I continuously save more than 50% of my salary, and at 38, if I had to retire back home with my kind of lifestyle, I can say that I have achieved financial freedom. This is a big achievement for me.
Do you have a financial plan for the future?
Yes, I am a firm believer in financial planning. I started writing my cash flows and my target in financial terms when I turned 23, It’s always on my desktop and I update it every month, at best every quarter religiously!
Do you pay by credit card or debit card?
Being in Dubai, a credit card gives aggressive cashback. I pay by credit card to earn cashback, however, I pay my credit card bills as soon as they come in.
Since you are a finance professional, how do you manage your finances?
I manage my finances professionally and with responsibility as if someone might have given me responsibility.
I also write down my logic of investment and rationale in my diary and review how accurate it is once in a while.

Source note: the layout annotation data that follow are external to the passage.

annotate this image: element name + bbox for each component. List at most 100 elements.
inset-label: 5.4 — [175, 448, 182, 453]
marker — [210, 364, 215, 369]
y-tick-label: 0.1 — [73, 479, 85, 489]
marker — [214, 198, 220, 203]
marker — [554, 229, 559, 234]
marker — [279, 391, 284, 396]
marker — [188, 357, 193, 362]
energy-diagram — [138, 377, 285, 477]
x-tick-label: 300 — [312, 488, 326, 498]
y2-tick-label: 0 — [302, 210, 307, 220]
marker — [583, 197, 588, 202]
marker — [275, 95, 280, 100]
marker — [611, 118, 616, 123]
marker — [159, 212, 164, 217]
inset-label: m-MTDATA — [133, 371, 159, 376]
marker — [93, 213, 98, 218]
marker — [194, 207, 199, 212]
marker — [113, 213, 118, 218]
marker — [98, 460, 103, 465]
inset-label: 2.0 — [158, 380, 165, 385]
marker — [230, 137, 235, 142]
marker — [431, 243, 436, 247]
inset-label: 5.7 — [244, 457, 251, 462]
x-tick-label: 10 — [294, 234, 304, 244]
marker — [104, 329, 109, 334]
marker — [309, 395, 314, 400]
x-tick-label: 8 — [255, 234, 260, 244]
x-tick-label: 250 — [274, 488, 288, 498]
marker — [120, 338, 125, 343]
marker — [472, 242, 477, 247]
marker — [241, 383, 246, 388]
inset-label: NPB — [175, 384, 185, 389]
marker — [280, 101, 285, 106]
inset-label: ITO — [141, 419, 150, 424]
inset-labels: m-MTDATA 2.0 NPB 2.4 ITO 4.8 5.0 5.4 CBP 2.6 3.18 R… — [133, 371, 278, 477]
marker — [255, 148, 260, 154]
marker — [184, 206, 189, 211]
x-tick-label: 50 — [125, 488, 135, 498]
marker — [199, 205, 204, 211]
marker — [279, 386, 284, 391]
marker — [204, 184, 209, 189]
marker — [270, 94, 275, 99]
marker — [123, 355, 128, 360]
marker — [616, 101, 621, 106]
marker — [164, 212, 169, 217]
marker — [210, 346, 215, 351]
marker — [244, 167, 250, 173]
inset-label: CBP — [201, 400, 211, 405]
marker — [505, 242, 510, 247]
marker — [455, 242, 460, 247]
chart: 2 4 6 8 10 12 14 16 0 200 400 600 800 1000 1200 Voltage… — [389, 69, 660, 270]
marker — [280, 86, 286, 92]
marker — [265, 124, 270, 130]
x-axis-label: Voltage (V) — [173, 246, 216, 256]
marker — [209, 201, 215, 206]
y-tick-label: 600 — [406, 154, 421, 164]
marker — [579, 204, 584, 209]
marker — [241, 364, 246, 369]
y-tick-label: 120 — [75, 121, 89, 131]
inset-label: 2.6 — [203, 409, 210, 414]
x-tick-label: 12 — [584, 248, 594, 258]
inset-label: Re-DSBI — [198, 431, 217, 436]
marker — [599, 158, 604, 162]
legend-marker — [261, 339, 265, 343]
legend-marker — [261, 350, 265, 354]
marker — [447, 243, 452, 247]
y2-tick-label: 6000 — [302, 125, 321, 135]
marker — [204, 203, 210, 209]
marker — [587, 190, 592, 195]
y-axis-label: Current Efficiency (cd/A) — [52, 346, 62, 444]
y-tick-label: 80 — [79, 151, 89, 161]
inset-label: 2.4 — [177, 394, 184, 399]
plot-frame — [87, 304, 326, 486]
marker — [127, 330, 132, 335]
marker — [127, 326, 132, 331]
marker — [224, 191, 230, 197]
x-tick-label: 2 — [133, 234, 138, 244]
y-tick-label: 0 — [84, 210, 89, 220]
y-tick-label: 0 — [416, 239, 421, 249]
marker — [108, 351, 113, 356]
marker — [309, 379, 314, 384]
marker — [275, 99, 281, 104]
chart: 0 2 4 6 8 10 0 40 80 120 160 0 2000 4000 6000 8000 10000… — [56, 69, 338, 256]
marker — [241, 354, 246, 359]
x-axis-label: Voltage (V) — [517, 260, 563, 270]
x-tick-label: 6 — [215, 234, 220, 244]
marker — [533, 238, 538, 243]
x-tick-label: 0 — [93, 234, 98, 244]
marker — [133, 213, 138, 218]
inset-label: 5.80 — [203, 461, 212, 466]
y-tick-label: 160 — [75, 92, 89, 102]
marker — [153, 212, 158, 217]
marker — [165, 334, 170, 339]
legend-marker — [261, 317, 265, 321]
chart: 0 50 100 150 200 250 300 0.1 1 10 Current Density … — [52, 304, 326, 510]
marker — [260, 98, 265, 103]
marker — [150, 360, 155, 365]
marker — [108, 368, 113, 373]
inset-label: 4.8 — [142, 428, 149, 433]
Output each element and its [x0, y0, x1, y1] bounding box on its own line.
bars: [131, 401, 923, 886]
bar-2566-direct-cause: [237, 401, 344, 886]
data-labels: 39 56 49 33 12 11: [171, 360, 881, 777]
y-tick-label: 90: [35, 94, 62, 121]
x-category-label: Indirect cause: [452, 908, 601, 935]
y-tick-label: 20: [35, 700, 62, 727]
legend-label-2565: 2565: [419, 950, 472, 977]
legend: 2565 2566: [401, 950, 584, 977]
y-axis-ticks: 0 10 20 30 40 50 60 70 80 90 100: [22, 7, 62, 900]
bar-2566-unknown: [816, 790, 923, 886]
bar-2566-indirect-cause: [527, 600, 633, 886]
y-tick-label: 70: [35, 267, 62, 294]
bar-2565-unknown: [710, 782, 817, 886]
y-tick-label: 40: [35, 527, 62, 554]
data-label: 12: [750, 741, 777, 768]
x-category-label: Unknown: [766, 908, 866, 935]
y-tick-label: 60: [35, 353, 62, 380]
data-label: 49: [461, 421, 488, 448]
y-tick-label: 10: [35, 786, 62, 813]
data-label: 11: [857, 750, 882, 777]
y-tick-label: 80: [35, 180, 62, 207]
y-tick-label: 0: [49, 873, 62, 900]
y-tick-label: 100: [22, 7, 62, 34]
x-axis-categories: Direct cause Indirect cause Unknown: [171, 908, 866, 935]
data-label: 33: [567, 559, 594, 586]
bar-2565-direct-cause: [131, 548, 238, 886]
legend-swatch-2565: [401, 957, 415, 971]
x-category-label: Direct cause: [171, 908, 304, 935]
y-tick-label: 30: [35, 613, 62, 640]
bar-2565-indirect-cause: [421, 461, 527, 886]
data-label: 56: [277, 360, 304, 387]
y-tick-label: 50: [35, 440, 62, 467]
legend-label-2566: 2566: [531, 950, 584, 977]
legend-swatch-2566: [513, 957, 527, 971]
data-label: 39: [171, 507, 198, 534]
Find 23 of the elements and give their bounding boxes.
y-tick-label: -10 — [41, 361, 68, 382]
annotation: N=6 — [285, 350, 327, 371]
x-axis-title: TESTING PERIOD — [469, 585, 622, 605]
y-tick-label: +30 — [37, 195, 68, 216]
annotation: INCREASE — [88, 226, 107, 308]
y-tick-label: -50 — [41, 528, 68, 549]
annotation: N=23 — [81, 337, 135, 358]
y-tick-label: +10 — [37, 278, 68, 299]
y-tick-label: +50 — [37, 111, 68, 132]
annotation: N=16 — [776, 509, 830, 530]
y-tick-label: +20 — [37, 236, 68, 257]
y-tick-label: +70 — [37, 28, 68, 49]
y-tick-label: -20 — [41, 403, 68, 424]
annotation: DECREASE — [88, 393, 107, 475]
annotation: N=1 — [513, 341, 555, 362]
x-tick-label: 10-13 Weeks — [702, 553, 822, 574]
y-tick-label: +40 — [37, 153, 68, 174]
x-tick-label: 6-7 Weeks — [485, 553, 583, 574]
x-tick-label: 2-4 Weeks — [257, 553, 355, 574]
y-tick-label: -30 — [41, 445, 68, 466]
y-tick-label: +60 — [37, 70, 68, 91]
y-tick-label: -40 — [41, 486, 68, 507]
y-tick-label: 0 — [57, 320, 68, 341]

I am very passionate about finance and you need to give time to investment ideas. Patience is the key, but if something does not work, you need to review and tweak things in this fast-changing world.
Do you recommend buying your own house?
I believe financial assets are more liquid, and if rent to ownership ratio is low, then there’s no point in over-committing by taking on the liability of a mortgage loan, especially when you are young and growing in your career.
There are chances that you might just stay in a job you hate so that you can pay off the huge home loans. This is not a wise decision, especially in today’s time where job roles are changing and new opportunities are showing up every day.
If you ask me, people should commit to buying a house only when they are super comfortable buying it, especially since a mortgage is a long-term commitment.
I would suggest buying real estate when you are approaching the late 30s, this is the time when disposable income is higher, jobs are stable and people are mature enough to handle any challenge.
But again, if you are in a well-settled job early in life, and know where you’re heading then having your own place is a good idea.
What is the biggest mistake you see young professionals, getting a nice salary do?
I generally believe people who have experienced hardship might not make errors in spending money lavishly. However, there are few who get super attracted to low-interest rates, buy expensive cars, or get into spending habits that create an unsustainable debt trap (especially expensive credit card debt).
Young professionals might not have seen the full economic cycle. Hence, it is important to know that they should save and avoid excessive leverage to sustain good and bad times.
What would you give to our readers?
My broad advice from my experience is:
- Always have at least 6 months of savings available. If you don’t have it, reduce your spending and reach that level.
- You should save at least 10% of your income as you start earning, in a low-interest rate regime which is going to be the case in the future.
- Always look for future trends where you can make more money with less risk. The past formula’s logic might work, but the formula itself might not work.
- I believe people should plan for post-retirement and pre-retirement separately. 10% of the money should go into your pension fund as soon as you reach your 30s. I have a good amount of money into the ‘National Pension Scheme’ (Indian Govt Pension Scheme).
- If you are creating a financial portfolio, 60% equity and 40% debt is a good portfolio mix for any professional at the age of 30-50 years.
- Instead of real estate, the next generation can make money in robotics, FinTech, MedTech, EdTech, sustainability, and climate change.
Bhavesh Raichura is a seasoned Chartered Accountant with expertise in Corporate Financial Management, Fund Management, Business Valuations, Mergers & Acquisitions, Risk Management, and Business Relationship Management.